We regularly collaborate with tissue partners, such as Voith (Tissue Innovation Center), Buckman and others, to exploit the quality of Canfor Pulp NBSK pulp. Through these collaborations, Canfor Pulp contributes to creating premium tissues with the lowest possible basis weight, the highest softness, bulk and absorption while using the latest technologies such as ATMOS, Tissue-Lev and NTT. In mill trials, we obtained quality improvements and were able in several cases to reduce the softwood content with no loss in strength while improving softness and bulk.
The quality of Canfor’s NBSK pulps starts with our fibre basket. We harvest naturally growing white spruce, lodgepole pine and, to a lesser extent, sub-alpine fir, grown in the central interior of British Columbia. Our trees are well over 100 years of age when harvested. The central core of the tree is rich in short fibred juvenile wood and is used for lumber production. The outer part of the tree is predominantly long fibred mature wood, is directed to our pulp mills. Mature wood also has a lower fibril angle, which is a major determinant of fibre strength.
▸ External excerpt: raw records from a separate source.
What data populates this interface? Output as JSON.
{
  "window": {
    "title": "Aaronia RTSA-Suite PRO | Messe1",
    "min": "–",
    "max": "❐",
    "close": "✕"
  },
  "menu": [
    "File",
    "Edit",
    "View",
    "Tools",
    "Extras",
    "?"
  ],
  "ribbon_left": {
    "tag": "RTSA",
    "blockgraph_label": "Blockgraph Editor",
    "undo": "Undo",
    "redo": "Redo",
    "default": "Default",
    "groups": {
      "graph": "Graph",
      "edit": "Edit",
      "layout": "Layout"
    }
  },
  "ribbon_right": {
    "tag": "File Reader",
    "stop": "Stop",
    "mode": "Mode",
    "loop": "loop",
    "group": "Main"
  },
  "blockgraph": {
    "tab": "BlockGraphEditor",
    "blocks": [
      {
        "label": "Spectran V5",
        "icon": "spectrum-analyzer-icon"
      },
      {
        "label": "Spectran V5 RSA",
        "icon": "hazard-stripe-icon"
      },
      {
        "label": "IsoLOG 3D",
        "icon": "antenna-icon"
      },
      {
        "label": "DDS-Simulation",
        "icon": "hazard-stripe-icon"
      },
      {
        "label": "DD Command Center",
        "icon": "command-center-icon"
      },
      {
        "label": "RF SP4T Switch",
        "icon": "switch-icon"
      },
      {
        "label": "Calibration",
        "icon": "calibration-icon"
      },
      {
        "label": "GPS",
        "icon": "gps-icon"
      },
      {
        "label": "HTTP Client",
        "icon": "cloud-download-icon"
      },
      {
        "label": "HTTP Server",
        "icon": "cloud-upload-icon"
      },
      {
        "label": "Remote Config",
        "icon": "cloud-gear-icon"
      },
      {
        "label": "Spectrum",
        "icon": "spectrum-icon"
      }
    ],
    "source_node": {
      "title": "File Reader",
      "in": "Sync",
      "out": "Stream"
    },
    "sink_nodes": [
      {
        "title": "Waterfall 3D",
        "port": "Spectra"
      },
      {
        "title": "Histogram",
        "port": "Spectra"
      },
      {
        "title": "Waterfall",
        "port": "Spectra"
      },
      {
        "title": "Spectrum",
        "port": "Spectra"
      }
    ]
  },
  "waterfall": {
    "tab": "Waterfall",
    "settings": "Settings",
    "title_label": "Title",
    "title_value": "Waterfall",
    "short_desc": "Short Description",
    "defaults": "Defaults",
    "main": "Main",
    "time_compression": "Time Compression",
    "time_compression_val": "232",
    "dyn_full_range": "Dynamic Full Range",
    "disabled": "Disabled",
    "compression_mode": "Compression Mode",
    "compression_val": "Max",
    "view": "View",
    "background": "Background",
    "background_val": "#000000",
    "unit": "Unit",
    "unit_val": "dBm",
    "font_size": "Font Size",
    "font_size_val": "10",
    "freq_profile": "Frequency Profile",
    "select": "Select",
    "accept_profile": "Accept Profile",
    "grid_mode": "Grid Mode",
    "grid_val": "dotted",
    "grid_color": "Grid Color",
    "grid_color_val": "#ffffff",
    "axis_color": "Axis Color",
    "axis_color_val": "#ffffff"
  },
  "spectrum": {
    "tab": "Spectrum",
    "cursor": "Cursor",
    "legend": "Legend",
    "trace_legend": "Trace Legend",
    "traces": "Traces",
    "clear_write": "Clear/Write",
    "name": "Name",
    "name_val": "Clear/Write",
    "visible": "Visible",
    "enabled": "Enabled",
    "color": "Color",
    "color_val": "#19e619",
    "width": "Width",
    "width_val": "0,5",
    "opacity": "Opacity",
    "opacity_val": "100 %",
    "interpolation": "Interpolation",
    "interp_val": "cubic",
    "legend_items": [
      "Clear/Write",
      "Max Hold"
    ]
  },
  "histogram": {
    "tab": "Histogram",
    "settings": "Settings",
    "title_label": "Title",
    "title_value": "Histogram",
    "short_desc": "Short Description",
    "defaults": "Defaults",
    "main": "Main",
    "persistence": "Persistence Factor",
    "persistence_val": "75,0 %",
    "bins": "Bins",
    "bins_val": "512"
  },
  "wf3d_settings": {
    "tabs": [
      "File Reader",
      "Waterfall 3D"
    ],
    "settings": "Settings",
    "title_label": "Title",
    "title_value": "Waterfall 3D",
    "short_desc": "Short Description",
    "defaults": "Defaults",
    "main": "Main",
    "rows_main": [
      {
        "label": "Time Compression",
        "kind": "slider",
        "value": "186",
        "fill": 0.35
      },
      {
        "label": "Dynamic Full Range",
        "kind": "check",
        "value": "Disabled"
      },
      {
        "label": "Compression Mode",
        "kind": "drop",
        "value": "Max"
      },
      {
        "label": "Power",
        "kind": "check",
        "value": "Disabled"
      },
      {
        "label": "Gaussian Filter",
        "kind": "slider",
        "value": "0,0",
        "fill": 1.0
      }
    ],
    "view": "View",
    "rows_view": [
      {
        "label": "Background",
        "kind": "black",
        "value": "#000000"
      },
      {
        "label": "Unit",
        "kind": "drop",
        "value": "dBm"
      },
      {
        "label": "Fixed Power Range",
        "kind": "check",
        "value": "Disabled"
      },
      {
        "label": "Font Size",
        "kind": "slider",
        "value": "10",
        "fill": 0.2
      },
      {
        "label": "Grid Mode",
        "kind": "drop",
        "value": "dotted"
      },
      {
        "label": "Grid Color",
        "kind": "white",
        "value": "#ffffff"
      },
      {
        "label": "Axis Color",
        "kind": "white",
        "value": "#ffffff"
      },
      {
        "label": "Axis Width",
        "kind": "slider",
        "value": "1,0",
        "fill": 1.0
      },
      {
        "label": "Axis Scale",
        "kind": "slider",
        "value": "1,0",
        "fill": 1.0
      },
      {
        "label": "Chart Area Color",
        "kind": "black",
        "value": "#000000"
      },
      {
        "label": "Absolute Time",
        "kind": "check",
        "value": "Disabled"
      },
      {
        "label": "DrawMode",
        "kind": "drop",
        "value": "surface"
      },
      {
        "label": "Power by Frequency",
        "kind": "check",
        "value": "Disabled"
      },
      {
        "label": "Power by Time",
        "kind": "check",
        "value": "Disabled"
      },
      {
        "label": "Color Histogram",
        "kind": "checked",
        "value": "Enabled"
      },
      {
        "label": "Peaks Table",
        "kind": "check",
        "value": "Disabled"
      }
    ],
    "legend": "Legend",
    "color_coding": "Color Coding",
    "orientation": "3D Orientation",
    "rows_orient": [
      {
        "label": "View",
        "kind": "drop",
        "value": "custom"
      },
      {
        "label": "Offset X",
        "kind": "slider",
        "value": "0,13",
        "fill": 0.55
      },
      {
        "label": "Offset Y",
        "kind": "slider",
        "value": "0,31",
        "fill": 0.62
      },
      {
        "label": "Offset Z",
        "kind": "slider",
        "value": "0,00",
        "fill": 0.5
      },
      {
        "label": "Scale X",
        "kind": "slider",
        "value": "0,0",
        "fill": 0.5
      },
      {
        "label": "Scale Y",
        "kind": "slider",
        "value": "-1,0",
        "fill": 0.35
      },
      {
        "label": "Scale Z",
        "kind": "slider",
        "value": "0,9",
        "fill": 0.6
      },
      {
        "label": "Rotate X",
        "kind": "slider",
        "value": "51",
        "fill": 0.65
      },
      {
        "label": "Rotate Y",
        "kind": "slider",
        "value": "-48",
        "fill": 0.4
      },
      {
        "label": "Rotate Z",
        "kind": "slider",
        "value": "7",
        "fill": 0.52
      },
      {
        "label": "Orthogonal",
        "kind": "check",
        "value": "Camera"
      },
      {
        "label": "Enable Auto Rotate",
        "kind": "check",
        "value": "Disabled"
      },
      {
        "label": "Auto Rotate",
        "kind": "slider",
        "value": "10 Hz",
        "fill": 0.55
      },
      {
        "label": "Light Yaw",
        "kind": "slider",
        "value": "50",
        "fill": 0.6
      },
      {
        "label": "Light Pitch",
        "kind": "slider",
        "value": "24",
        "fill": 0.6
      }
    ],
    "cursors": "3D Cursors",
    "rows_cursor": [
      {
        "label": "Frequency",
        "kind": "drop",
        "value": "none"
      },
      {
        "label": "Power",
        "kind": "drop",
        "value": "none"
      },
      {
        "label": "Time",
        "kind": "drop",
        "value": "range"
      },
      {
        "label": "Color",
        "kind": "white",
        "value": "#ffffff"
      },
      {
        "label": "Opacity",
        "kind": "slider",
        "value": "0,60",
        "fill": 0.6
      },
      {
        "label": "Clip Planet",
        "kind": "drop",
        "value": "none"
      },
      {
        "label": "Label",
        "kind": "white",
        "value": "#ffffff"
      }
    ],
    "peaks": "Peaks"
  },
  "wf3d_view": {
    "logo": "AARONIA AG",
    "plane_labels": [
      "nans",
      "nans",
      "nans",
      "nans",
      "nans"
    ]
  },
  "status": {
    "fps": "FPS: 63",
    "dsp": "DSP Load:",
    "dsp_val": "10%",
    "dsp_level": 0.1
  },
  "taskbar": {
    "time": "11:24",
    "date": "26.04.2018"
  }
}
With less than 120 frost-free days a year, our trees tend to have very few coarser latewood fibres. Fine fibred pulps tend to bond more effectively with each other, thus forming a stronger sheet. These are some of the reasons why our pulps exhibit superior strength over faster grown softwoods.

Replacing the forest that we harvest is routine. In 2015, we planted over 78 million trees that equates to three seedlings planted for every tree harvested, 95% of which will survive to maturity. The harvested forest is replaced with the same tree species and from the same genetic stock that was harvested to help protect the biodiversity of the natural forests. We are not managing a tree plantation, we are replanting a forest. The forest tenure is large enough that the planted trees will be left to grow for well over 100 years. While the kraft mills in Prince George BC are over 50 years old, they have yet to pulp “second growth” fibre.

Microfibril angle: the angle between the orientation of the cellulose microfibrils in the S2 layer of the cell wall and the longitudinal axis of the fibre. The fibre property has a great influence on pulp strength and other quality attributes.

Microfibril angle: the angle between the orientation of the cellulose microfibrils in the S2 layer of the cell wall and the longitudinal axis of the fibre. The fibre property has a great influence on pulp strength and other quality attributes.

The inherent fibre quality is preserved during pulping. No one process or piece of equipment can be singled out as the item that preserves strength. Rather, it is a philosophy in which pulp quality is valued in all capital investment decisions and process operations. In order to do this, pulp quality is monitored weekly using a 20cm disk refiner (not a laboratory refiner), so that customers have relevant information for the refining of our pulps in their mills. The weekly testing of our four kraft lines ensures that we have timely information on our pulp quality.

The philosophy of quality is epitomised in the Mihari project, which uses state-of-the-art technologies to monitor pulp quality. The Pulp Quality Vision (PQV) system uses an arrangement of higher resolution cameras to monitor each and every bale of NBSK that we produce for dirt and shives. This information is provided in real time so that the mills can identify situations that need attention. Since installation and operation, our “off-spec” volumes due to dirt have dropped significantly. Another platform of the Mihari project is the PulpEye, a Swedish technology that provides real time measurements of freeness, brightness and fibre properties (fibre length, fibre width, fines, kink, curl), fibre wall thickness and microfibril angle. The last two are unique to Canfor and significantly improve the precision of our strength models. These pulp properties, which can be measured within 15 minutes using the PulpEye platform, are used to accurately estimate pulp quality so that we can ensure the highest standard.